Olive Greek Potato Salad (Print View)

Mediterranean potato salad with Kalamata olives, feta, crisp vegetables and a lemon-oregano dressing.

# What You'll Need:

→ Vegetables

01 - 2 pounds baby potatoes, scrubbed and halved
02 - 1 cup cherry tomatoes, halved
03 - 1 small red onion, thinly sliced
04 - 1 medium cucumber, diced

→ Olives & Cheese

05 - 3/4 cup Kalamata olives, pitted and sliced
06 - 1/2 cup feta cheese, crumbled

→ Fresh Herbs

07 - 1/4 cup fresh parsley, chopped
08 - 2 tablespoons fresh dill, chopped

→ Dressing

09 - 1/4 cup extra-virgin olive oil
10 - 2 tablespoons freshly squeezed lemon juice
11 - 1 tablespoon red wine vinegar
12 - 1 teaspoon dried oregano
13 - 1 garlic clove, minced
14 - Salt and freshly ground black pepper, to taste

# How To Make It:

01 - Bring a large pot of salted water to a boil. Add the baby potatoes and simmer until tender when pierced with a fork, approximately 15 to 18 minutes. Drain and allow to cool slightly.
02 - In a large mixing bowl, combine the cooked potatoes, cherry tomatoes, thinly sliced red onion, diced cucumber, Kalamata olives, crumbled feta cheese, chopped parsley, and chopped dill.
03 - In a small bowl, vigorously whisk together the extra-virgin olive oil, freshly squeezed lemon juice, red wine vinegar, dried oregano, minced garlic, salt, and black pepper until emulsified.
04 - Pour the dressing over the salad mixture and gently toss with a spatula or large spoon until all ingredients are evenly coated.
05 - Taste and adjust seasoning if necessary.
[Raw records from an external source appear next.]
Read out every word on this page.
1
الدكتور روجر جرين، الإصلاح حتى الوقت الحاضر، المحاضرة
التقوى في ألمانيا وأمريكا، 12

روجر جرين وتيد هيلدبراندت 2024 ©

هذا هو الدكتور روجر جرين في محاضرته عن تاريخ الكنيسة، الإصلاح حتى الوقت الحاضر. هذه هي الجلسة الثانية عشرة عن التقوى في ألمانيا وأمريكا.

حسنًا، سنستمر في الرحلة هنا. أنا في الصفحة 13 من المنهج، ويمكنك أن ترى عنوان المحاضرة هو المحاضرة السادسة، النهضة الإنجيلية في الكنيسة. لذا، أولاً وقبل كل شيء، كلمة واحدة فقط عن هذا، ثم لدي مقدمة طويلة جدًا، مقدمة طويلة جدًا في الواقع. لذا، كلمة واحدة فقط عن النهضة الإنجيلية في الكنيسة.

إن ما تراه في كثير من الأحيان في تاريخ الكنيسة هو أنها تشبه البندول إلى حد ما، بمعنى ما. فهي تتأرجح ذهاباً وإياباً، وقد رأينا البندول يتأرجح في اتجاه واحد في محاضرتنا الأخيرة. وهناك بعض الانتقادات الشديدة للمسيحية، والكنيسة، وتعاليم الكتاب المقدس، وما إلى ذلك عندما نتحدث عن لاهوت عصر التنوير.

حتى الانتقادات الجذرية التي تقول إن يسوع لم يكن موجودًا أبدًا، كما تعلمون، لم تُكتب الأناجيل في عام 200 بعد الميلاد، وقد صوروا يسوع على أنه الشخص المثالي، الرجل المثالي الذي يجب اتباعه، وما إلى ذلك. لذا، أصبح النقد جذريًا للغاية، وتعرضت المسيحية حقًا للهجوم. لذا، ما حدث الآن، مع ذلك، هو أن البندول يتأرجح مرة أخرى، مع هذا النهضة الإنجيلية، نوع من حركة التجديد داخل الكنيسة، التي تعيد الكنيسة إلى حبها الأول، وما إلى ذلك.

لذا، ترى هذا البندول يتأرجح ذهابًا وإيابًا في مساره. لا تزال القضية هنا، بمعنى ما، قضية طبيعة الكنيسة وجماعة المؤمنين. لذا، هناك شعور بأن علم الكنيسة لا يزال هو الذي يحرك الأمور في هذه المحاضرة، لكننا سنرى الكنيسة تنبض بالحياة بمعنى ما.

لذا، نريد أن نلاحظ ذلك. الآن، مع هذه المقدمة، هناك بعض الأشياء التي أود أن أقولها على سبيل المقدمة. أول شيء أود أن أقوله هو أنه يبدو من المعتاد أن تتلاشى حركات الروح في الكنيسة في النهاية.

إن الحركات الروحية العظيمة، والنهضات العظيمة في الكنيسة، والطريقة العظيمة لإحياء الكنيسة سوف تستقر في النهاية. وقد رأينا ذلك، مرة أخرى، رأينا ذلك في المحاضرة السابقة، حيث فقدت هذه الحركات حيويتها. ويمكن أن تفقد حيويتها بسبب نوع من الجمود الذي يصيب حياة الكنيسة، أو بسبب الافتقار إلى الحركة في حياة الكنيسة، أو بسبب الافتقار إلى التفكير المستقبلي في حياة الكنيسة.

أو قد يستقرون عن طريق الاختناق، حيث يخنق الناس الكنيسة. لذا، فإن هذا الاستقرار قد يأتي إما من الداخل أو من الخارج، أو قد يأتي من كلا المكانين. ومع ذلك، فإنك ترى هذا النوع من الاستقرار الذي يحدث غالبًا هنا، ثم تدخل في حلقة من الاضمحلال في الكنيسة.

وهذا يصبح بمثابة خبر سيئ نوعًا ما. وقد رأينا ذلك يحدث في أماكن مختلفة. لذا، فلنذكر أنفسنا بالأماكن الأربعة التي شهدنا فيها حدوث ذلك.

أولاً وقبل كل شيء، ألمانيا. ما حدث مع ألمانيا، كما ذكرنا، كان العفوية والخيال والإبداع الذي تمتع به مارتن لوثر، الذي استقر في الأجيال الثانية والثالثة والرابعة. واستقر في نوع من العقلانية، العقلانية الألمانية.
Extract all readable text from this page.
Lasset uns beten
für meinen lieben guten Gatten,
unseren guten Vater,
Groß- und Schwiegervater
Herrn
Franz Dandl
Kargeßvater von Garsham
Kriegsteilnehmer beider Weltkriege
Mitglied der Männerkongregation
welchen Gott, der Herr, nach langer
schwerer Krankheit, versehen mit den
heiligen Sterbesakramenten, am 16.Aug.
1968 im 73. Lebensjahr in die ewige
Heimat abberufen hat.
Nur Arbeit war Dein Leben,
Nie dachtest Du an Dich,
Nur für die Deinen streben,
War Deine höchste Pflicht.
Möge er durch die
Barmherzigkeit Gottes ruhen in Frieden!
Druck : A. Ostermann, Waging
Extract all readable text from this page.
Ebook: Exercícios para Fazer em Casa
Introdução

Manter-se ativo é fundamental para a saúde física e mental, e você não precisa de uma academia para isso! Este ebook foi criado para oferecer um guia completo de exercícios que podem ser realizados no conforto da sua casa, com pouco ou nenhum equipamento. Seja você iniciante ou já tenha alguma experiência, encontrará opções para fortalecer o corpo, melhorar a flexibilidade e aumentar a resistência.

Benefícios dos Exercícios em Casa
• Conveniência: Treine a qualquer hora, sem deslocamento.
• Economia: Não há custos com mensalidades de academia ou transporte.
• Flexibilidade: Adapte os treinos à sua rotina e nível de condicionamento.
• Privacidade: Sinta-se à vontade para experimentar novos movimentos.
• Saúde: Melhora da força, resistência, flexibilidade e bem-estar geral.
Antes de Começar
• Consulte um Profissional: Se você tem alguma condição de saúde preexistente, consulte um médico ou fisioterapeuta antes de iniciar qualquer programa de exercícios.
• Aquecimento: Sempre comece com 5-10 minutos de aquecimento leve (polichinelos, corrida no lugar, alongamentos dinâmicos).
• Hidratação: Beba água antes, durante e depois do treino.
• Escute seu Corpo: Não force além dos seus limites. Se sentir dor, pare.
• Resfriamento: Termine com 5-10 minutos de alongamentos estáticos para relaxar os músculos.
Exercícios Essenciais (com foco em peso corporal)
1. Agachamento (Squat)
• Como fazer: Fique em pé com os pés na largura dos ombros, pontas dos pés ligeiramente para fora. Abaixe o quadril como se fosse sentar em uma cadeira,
Present at room temperature or cover and refrigerate to serve chilled.

# Expert Hints:

01 -
  • No one expects potatoes to taste this lively and Mediterranean—but trust me, you’ll be reaching for seconds.
  • Prepping everything ahead means you can relax while the flavors deepen in the fridge.
02 -
  • Don’t rush cooling the potatoes or they’ll water down the salad—patience matters.
  • Tossing the salad while potatoes are still warm helps them drink up the garlicky dressing for maximum flavor.
03 -
  • To keep your red onion from overpowering the salad, soak the slices in ice water for five minutes before draining and adding them in.
  • Whisk the dressing until it’s creamy and thick—it’ll coat each ingredient without puddling.